Friday, December 4, 2009

Dateline: To Catch a Predator in the News




New York Times
March 10, 2008
EDITORIAL OBSERVER
What’s on TV Tonight? Humiliation to the Point of Suicide

By ADAM COHEN
In November 2006, a camera crew from “Dateline NBC” and a police SWAT team descended on the Texas home of Louis William Conradt Jr., a 56-year-old assistant district attorney. The series’ “To Catch a Predator” team had allegedly caught Mr. Conradt making online advances to a decoy who pretended to be a 13-year-old boy. When the police and TV crew stormed Mr. Conradt’s home, he took out a handgun and shot himself to death.
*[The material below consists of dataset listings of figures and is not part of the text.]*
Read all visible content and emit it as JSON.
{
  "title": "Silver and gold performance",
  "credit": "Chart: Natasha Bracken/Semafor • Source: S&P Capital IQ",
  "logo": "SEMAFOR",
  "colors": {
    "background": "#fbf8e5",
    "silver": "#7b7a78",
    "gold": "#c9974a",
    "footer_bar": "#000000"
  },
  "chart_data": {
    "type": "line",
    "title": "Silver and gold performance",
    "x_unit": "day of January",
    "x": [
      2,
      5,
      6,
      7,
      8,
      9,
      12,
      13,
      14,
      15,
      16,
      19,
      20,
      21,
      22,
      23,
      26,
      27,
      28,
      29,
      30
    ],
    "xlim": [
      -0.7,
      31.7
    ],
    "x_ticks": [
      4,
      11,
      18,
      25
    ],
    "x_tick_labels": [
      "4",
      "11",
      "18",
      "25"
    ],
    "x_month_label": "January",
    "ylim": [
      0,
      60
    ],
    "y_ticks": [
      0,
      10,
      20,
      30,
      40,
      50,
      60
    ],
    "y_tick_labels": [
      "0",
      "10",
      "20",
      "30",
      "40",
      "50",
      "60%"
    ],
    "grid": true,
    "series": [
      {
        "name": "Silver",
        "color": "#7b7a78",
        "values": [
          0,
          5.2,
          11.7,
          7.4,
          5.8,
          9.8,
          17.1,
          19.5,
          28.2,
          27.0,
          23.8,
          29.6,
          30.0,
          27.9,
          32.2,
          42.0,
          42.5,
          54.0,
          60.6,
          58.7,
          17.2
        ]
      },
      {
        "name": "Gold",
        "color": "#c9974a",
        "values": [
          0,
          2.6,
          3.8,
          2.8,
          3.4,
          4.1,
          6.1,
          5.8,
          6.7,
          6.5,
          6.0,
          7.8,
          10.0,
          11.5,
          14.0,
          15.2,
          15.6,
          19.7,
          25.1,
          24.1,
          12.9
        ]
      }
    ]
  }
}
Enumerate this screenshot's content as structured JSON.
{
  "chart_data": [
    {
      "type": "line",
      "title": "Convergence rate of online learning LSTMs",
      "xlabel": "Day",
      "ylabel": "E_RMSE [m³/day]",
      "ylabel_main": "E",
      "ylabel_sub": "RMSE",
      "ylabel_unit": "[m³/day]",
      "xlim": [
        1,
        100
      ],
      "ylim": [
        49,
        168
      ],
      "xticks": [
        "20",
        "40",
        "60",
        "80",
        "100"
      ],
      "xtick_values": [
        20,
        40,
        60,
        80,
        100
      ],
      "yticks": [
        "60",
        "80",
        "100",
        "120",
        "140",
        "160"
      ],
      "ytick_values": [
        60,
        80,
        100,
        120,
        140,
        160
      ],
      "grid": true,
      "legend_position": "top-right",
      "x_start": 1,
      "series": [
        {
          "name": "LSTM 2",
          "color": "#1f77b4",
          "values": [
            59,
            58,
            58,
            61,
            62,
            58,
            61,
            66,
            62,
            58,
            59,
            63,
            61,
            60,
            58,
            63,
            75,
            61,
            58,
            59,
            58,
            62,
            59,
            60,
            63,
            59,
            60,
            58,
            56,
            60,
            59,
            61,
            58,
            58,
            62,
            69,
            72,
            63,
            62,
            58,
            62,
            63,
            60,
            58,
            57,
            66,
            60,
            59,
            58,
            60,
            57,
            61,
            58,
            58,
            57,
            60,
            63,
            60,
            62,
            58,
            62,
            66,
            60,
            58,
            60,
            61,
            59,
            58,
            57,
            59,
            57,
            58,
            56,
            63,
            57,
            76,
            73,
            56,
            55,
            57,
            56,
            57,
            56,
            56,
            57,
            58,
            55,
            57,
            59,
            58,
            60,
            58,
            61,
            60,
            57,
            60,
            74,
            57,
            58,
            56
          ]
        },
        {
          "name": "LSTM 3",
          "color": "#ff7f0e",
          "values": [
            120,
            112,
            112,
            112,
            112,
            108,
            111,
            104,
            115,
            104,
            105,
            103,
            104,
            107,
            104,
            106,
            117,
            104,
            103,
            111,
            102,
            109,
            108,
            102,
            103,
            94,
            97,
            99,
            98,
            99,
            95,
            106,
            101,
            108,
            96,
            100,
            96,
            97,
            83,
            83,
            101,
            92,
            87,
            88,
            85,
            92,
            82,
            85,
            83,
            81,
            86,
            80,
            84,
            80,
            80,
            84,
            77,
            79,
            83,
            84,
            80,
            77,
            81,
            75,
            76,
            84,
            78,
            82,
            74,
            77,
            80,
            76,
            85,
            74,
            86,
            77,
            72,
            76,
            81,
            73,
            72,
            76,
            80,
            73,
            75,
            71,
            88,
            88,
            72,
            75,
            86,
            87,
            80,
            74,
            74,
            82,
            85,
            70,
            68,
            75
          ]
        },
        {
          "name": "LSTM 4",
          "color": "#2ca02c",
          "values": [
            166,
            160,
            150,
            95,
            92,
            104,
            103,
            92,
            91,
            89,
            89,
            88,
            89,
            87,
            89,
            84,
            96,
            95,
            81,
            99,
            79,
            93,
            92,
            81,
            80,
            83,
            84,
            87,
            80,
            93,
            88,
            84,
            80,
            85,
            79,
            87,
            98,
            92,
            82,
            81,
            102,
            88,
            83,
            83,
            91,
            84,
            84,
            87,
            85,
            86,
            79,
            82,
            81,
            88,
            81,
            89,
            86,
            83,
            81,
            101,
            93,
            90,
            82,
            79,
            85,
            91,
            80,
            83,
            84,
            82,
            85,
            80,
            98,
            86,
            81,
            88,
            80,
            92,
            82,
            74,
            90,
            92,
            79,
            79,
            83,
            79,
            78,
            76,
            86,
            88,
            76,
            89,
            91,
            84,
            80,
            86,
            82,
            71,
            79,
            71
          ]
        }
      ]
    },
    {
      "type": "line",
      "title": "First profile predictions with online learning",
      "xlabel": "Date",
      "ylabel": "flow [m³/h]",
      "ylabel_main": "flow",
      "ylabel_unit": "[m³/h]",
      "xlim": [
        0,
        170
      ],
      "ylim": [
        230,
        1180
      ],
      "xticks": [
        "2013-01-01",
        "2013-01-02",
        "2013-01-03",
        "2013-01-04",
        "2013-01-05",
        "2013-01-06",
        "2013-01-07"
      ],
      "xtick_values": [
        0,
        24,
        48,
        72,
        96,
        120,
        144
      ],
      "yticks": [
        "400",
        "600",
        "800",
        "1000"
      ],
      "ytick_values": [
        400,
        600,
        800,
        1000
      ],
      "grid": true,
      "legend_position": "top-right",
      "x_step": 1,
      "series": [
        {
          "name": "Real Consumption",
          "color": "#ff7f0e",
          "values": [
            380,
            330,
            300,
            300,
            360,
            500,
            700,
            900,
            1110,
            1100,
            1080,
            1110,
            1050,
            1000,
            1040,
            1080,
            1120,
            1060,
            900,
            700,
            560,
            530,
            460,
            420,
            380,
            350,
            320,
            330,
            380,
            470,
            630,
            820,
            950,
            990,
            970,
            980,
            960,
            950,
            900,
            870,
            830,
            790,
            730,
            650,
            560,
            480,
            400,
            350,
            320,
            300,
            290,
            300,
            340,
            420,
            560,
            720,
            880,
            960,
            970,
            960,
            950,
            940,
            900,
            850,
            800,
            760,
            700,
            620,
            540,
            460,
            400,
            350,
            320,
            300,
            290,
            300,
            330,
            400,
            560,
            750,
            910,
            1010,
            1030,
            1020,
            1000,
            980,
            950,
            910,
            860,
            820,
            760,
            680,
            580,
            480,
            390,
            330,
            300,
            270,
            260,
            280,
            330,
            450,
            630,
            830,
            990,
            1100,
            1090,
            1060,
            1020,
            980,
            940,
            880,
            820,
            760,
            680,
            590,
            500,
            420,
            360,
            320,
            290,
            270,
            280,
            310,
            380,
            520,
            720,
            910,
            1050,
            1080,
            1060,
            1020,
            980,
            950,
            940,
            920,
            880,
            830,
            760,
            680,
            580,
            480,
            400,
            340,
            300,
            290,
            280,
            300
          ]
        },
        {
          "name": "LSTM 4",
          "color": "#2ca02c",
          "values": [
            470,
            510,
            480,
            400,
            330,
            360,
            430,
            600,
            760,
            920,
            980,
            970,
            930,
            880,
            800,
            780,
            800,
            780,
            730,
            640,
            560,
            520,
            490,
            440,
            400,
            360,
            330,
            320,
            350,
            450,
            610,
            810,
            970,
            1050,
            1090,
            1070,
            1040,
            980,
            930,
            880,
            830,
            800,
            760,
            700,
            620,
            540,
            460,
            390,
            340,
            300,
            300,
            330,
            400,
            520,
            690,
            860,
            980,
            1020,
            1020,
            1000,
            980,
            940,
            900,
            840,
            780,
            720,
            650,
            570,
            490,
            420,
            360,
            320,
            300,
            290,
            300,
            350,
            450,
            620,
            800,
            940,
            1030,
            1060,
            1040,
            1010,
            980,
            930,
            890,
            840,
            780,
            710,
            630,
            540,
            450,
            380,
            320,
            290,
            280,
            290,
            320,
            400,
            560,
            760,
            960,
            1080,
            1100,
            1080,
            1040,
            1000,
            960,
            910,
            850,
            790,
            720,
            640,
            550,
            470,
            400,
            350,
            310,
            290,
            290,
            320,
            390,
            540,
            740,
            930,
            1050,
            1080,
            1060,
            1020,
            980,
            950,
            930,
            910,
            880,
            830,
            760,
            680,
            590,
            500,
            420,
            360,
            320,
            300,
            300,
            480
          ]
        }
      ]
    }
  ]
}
“That’ll make good TV,” one of the police officers on the scene reportedly told an NBC producer. Deeply cynical, perhaps, but prescient. “Dateline” aired a segment based on the grim encounter. After telling the ghoulish tale, it ended with Mr. Conradt’s sister decrying the “reckless actions of a self-appointed group acting as judge, jury and executioner, that was encouraged by an out-of-control reality show.”

Mr. Conradt’s sister sued NBC for more than $100 million. Last month, Judge Denny Chin of Federal District Court in New York ruled that her suit could go forward. Judge Chin’s thoughtful ruling sends an important message at a time when humiliation television is ubiquitous, and plumbing ever lower depths of depravity in search of ratings.

NBC’s “To Catch a Predator” franchise is based on an ugly premise. The show lures people into engaging in loathsome activities. It then teams up with the police to stage a humiliating, televised arrest, while the accused still has the presumption of innocence.

Each party to the bargain compromises its professional standards. Rather than hold police accountable, “Dateline” becomes their partners — and may well prod them to more invasive and outrageous actions than they had planned. When Mr. Conradt did not show up at the “sting house” — the usual “To Catch a Predator” format — producers allegedly asked police as a “favor” to storm his home. Ms. Conradt contends that the show encourages police “to give a special intensity to any arrests, so as to enhance the camera effect.”

The police make their own corrupt bargain, ceding law enforcement to TV producers. Could Mr. Conradt have been taken alive if he had been arrested in more conventional fashion, without SWAT agents, cameras and television producers swarming his home? Judge Chin said a jury could plausibly find that it was the television circus, in which the police acted as the ringleader, that led to his suicide.

“To Catch a Predator” is part of an ever-growing lineup of shows that calculatingly appeal to their audience’s worst instincts. The common theme is indulging the audience’s voyeuristic pleasure at someone else’s humiliation, and the nastiness of the put-down has become the whole point of the shows.

Humiliation TV has been around for some time. “The Weakest Link” updated the conventional quiz show by installing a viciously insulting host, and putting the focus on the contestants’ decision about which of their competitors is the most worthless. “The Apprentice” purported to be about young people getting a start in business, but the whole hour built up to a single moment: when Donald Trump barked “You’re fired.”

But to hold viewers’ interest, the levels of shame have inevitably kept growing. A new Fox show, “Moment of Truth,” in a coveted time slot after “American Idol,” dispenses cash prizes for truthfully (based on a lie-detector test) answering intensely private questions. Sample: “Since you’ve been married, have you ever had sexual relations with someone other than your husband?” If the show is as true as it says it is, questions in two recent episodes seemed carefully designed to break up contestants’ marriages.

There are First Amendment concerns, of course, when courts consider suits over TV shows. But when the media act more as police than as journalists, and actually push the police into more extreme violations of rights than the police would come up with themselves, the free speech defense begins to weaken.

Ms. Conradt’s suit contains several legal claims, including “intentional infliction of emotional distress,” for which the bar is very high: conduct “so outrageous in character, and so extreme in degree, as to go beyond all possible bounds of decency, and to be regarded as atrocious, and utterly intolerable in a civilized community.”

Reprehensible as “Moment of Truth” is, it doubtless falls into the venerable category of verbal grotesquery protected by the First Amendment. The producers of “To Catch a Predator”, however, appear to be on the verge — if not over it — of becoming brown shirts with television cameras. If you are going into the business of storming people’s homes and humiliating them to the point of suicide, you should be sure to have some good lawyers on retainer.